I shared the article with a friend and cancer co-warrior. I'm repeating her response for anyone thinking about finding or struggling to get into a trial:
"Maybe they ought to make it easier to get into trials."
"It should be patient choice if you want a study drug over the "gold standard", which only has a 7% response rate and horrendous side effects. But you have to be debilitated first by the gold standard and watch your disease progress before they let you into the majority of trials."

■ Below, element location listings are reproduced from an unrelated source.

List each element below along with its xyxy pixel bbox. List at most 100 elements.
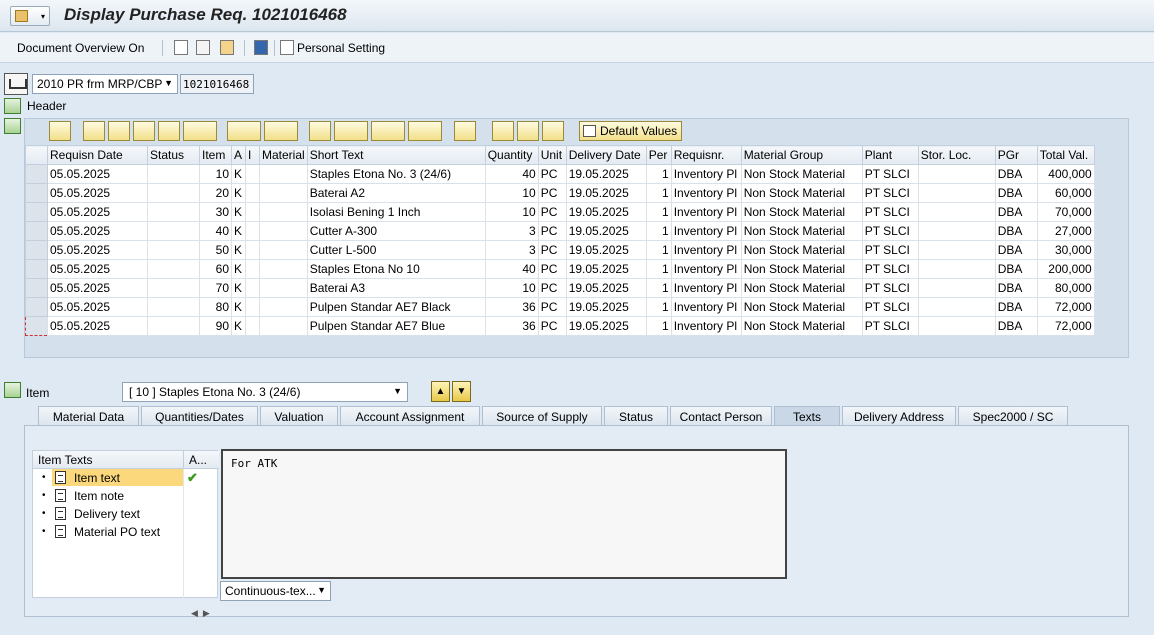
- row-selector[interactable]: [25, 278, 48, 298]
- column-header[interactable]: Requisnr.: [670, 145, 742, 165]
- table-cell[interactable]: [245, 240, 260, 260]
- table-cell[interactable]: [917, 221, 996, 241]
- table-cell[interactable]: [147, 202, 200, 222]
- table-cell[interactable]: [259, 202, 308, 222]
- table-cell[interactable]: K: [231, 183, 246, 203]
- table-cell[interactable]: Baterai A3: [306, 278, 486, 298]
- table-cell[interactable]: Isolasi Bening 1 Inch: [306, 202, 486, 222]
- table-cell[interactable]: Non Stock Material: [740, 202, 863, 222]
- table-cell[interactable]: 72,000: [1036, 297, 1095, 317]
- default-values-button[interactable]: Default Values: [579, 121, 683, 141]
- display-change-icon[interactable]: [196, 40, 210, 55]
- table-cell[interactable]: [147, 278, 200, 298]
- table-cell[interactable]: DBA: [994, 202, 1038, 222]
- table-cell[interactable]: [245, 259, 260, 279]
- table-cell[interactable]: Staples Etona No 10: [306, 259, 486, 279]
- table-cell[interactable]: PT SLCI: [861, 183, 919, 203]
- row-selector[interactable]: [25, 183, 48, 203]
- table-cell[interactable]: 400,000: [1036, 164, 1095, 184]
- table-cell[interactable]: 72,000: [1036, 316, 1095, 336]
- table-cell[interactable]: DBA: [994, 259, 1038, 279]
- table-cell[interactable]: 10: [484, 183, 539, 203]
- table-cell[interactable]: Non Stock Material: [740, 221, 863, 241]
- table-cell[interactable]: PC: [537, 183, 567, 203]
- table-cell[interactable]: Non Stock Material: [740, 259, 863, 279]
- next-item-button[interactable]: ▼: [452, 381, 471, 402]
- table-cell[interactable]: 1: [645, 316, 672, 336]
- table-cell[interactable]: Pulpen Standar AE7 Black: [306, 297, 486, 317]
- table-cell[interactable]: [147, 221, 200, 241]
- table-cell[interactable]: 60,000: [1036, 183, 1095, 203]
- table-cell[interactable]: 80: [199, 297, 232, 317]
- table-cell[interactable]: [917, 278, 996, 298]
- table-cell[interactable]: 05.05.2025: [47, 202, 148, 222]
- table-cell[interactable]: 10: [484, 278, 539, 298]
- table-row[interactable]: 05.05.2025 70 K Baterai A3 10 PC 19.05.2025 1 In…: [25, 278, 1095, 298]
- table-cell[interactable]: [245, 278, 260, 298]
- table-cell[interactable]: 1: [645, 183, 672, 203]
- row-selector[interactable]: [25, 297, 48, 317]
- table-cell[interactable]: 27,000: [1036, 221, 1095, 241]
- table-cell[interactable]: 19.05.2025: [565, 183, 647, 203]
- tab-valuation[interactable]: Valuation: [260, 406, 338, 426]
- table-cell[interactable]: Non Stock Material: [740, 240, 863, 260]
- table-cell[interactable]: 30,000: [1036, 240, 1095, 260]
- info-icon[interactable]: [254, 40, 268, 55]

"They need to make trials more attractive."
"A lot of new drug trials won't let you increase your dosage as new safety and efficacy info comes through. So, as in my case, women all over the world are getting twice the dosage for parp inhibitors that I get and I'm stuck at this dose because I'm in a trial)."
"They also need to make information from the trials more accessible to the patient."
(In a trial involving PARP inhibitors)..."Why shouldn't I be told if there is any PARP inhibition going on in my body. They've got my blood. They could tell me. If the drug isn't doing anything I should know early on and not wait weeks for scans to tell me my cancer is progressing."
"Right now, trials are largely for the benefit of the researchers and pharmaceuticals and patients 15-20 years down the road. They need to make trials for the people who are in them. We're already taking risks and undergoing far more exams and scans than normal."
As a statistician/researcher myself, as well as a cancer patient, I understand the basis for the tension between the need for clean research and the needs of the patient. The sicker I get the less sympathetic I am toward the research needs - no surprise there. Because of this, the European "laxity" in the limitations to drug access becomes more appealing - assuming it's not sloppiness or greed-driven - of course, I believe babies are found in a cabbage patch and there's a pot of gold at the end of the rainbow, too - Not.